Smart, Fast and Beautiful : On Rhetoric of Technology and Computing Discourse in Sweden 1955-1995

Johansson, Magnus January 1997 (has links)
Ever since the computer was introduced some 50 years ago, its role in society has been increasing. From being a tool for scientists and technicians, the computer has become a concern for everyone. Different actors engaged in introducing — or denouncing — this technology, have used many strong words for winning others to the cause. The high symbolic value tied to computers and information technology has made the rhetoric used to "sell" these very explicit. This discourse, the language and arguments used, is the object of study in the dissertation. When it became clear that computers could be used also for rationalising administration, the Swedish government started to investigate how this could be done. In the 1960s, this became one of the first big computerisation projects in Sweden. It turned out to be a controversy between two different ways of organising a big administrative system: national contra regional/local or hierarchical contra decentralised. It also turned out to bee a "war" between the suggested computer makes that should equip the County Computer Centres. In the late 70s, when the "PC revolution" was only beginning, the Luxor ABC 80 computer became the best selling micro in Sweden, outscoring TRS-80, Apple II and Commodore PET many times. From 1978 to 1986 Luxor ABC computers were by far the most used personal computers.
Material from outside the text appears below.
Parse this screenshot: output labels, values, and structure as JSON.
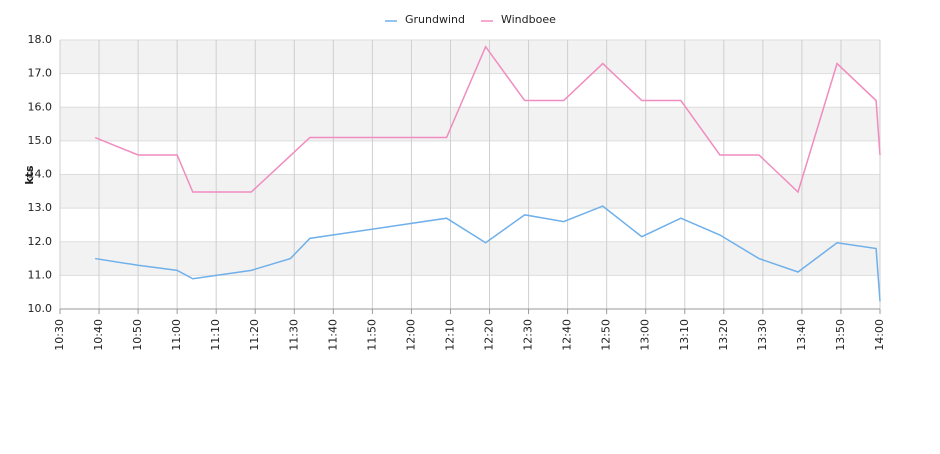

A decade later, in the early 1990s, the info-highway hype struck Sweden. Giving politicians arguments for a new wave of computerisation, but now less based on technology and more directed towards the use of "information superhighways" which the development within IT had made possible. These three instances in Swedish computing history form the historical background for this study of computer rhetoric, of the discourse that evolves when a new technological frame is being introduced in society. The social construction of artefacts is an outcome of communication between people. Therefore the language used by different actors in the various "texts" they produce is of vital interest if we want to understand technology and our relationship with it. But it is also true that technology helps to set the frames of our minds. A rhetoric of technology must take this relation into account. / The electronic version of the printed dissertation is a corrected version where all spelling and grammatical errors are corrected.